Nariel: Hey, that’s pretty good, paying them off in pennies. I used to take the free-postage return envelopes from all those credit card solicitations and cram as much confetti inside as I could and mail them back. The envelope would weigh at least 3 times as much as the legal weight for a first class stamp, and they’d have to pay the postage on it.

We now have the same approach — nothing on credit. If we don’t have the money we don’t buy it. We learned this the hard way. The less you have to do with banks, the less impact it’ll have on you when the banking industry collapses (and I do believe it’s when and not if).

July 31, 2005 at 12:10 PM  
Blogger Nariel said...

Tom: totally agree on the collapse of the monetary system as it is now. I fully expect that there will come a time when they will attempt to get us into a "one currency for the globe" frame of mind.. i know, call me a conspiracy theorist.. but aren't our bills already dramatically resembling euros??

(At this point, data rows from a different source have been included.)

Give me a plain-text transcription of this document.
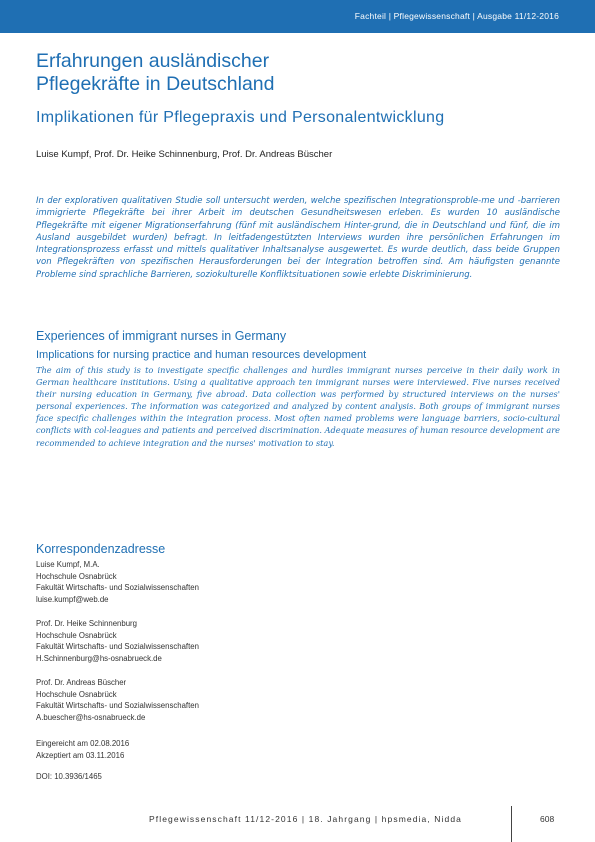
Fachteil | Pflegewissenschaft | Ausgabe 11/12-2016
Erfahrungen ausländischer
Pflegekräfte in Deutschland
Implikationen für Pflegepraxis und Personalentwicklung
Luise Kumpf, Prof. Dr. Heike Schinnenburg, Prof. Dr. Andreas Büscher

In der explorativen qualitativen Studie soll untersucht werden, welche spezifischen Integrationsproble-me und -barrieren immigrierte Pflegekräfte bei ihrer Arbeit im deutschen Gesundheitswesen erleben. Es wurden 10 ausländische Pflegekräfte mit eigener Migrationserfahrung (fünf mit ausländischem Hinter-grund, die in Deutschland und fünf, die im Ausland ausgebildet wurden) befragt. In leitfadengestützten Interviews wurden ihre persönlichen Erfahrungen im Integrationsprozess erfasst und mittels qualitativer Inhaltsanalyse ausgewertet. Es wurde deutlich, dass beide Gruppen von Pflegekräften von spezifischen Herausforderungen bei der Integration betroffen sind. Am häufigsten genannte Probleme sind sprachliche Barrieren, soziokulturelle Konfliktsituationen sowie erlebte Diskriminierung.

Experiences of immigrant nurses in Germany
Implications for nursing practice and human resources development

The aim of this study is to investigate specific challenges and hurdles immigrant nurses perceive in their daily work in German healthcare institutions. Using a qualitative approach ten immigrant nurses were interviewed. Five nurses received their nursing education in Germany, five abroad. Data collection was performed by structured interviews on the nurses' personal experiences. The information was categorized and analyzed by content analysis. Both groups of immigrant nurses face specific challenges within the integration process. Most often named problems were language barriers, socio-cultural conflicts with col-leagues and patients and perceived discrimination. Adequate measures of human resource development are recommended to achieve integration and the nurses' motivation to stay.

Korrespondenzadresse
Luise Kumpf, M.A.
Hochschule Osnabrück
Fakultät Wirtschafts- und Sozialwissenschaften
luise.kumpf@web.de
Prof. Dr. Heike Schinnenburg
Hochschule Osnabrück
Fakultät Wirtschafts- und Sozialwissenschaften
H.Schinnenburg@hs-osnabrueck.de
Prof. Dr. Andreas Büscher
Hochschule Osnabrück
Fakultät Wirtschafts- und Sozialwissenschaften
A.buescher@hs-osnabrueck.de
Eingereicht am 02.08.2016
Akzeptiert am 03.11.2016
DOI: 10.3936/1465
Pflegewissenschaft 11/12-2016 | 18. Jahrgang | hpsmedia, Nidda	608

July 31, 2005 at 12:32 PM  
Anonymous Tom Harper said...

Nariel: Yeah, I wouldn't be surprised at a global currency. Even without that, the banking industry just seems too much like a house of cards. All the precautions and firewalls that we've had since the 1930s are being thrown out because they're too inconvenient for bank executives.

If it collapses, our tax money will bail out the CEOs and we'll be left holding the bag.

July 31, 2005 at 1:45 PM  
Blogger Kitchen Window Woman said...

Very enlightening. I wasn't aware of the problem with the collection companies. We put all of our debts under a consumer creditors agency some years back and paid them all off that way. The company did the dealing for us and divided a monthly amount between the bills that we owed. We do most dealings with money that we have in hand. It is nice to be "out from under".

July 31, 2005 at 2:23 PM  
Anonymous Tom Harper said...

Kitchen Window Woman: We got out from under several years ago too, with a consolidated loan. It wasn't easy, but now it's cash or we don't buy it. That's what everyone should do.

These loansharks and collectors and other vultures are always lurking out there, just waiting for someone to make a bad decision or let their guard down for a second.

July 31, 2005 at 4:12 PM  
Anonymous Anonymous said...

Hey Tom,

I've included a link from a great article in the SF Chronicle on Credit Card rates. Basically shows they are going up for every reason.



July 31, 2005 at 5:21 PM  
Anonymous Tom Harper said...

Erik: Thanks, I'll check it out.

July 31, 2005 at 7:49 PM  
Blogger Danica said...

nice topic..a truly attention-grabbing blog..

July 31, 2005 at 8:16 PM  
Blogger The Bulldog Manifesto said...

Credit cards are akin to voluntary serfdom. I wont have any part of it. Its either cash, debt card, or nothing. No credit card.

July 31, 2005 at 8:45 PM  
Anonymous Tom Harper said...

Danica: Thanks.

Bulldog Manifesto: Voluntary Serfdom, that's a good description. One wrong decision at a desperate moment, and you're a serf for five years.

I never quite reached the Serf stage, but there've been some learning experiences. Now it's cash or nothing.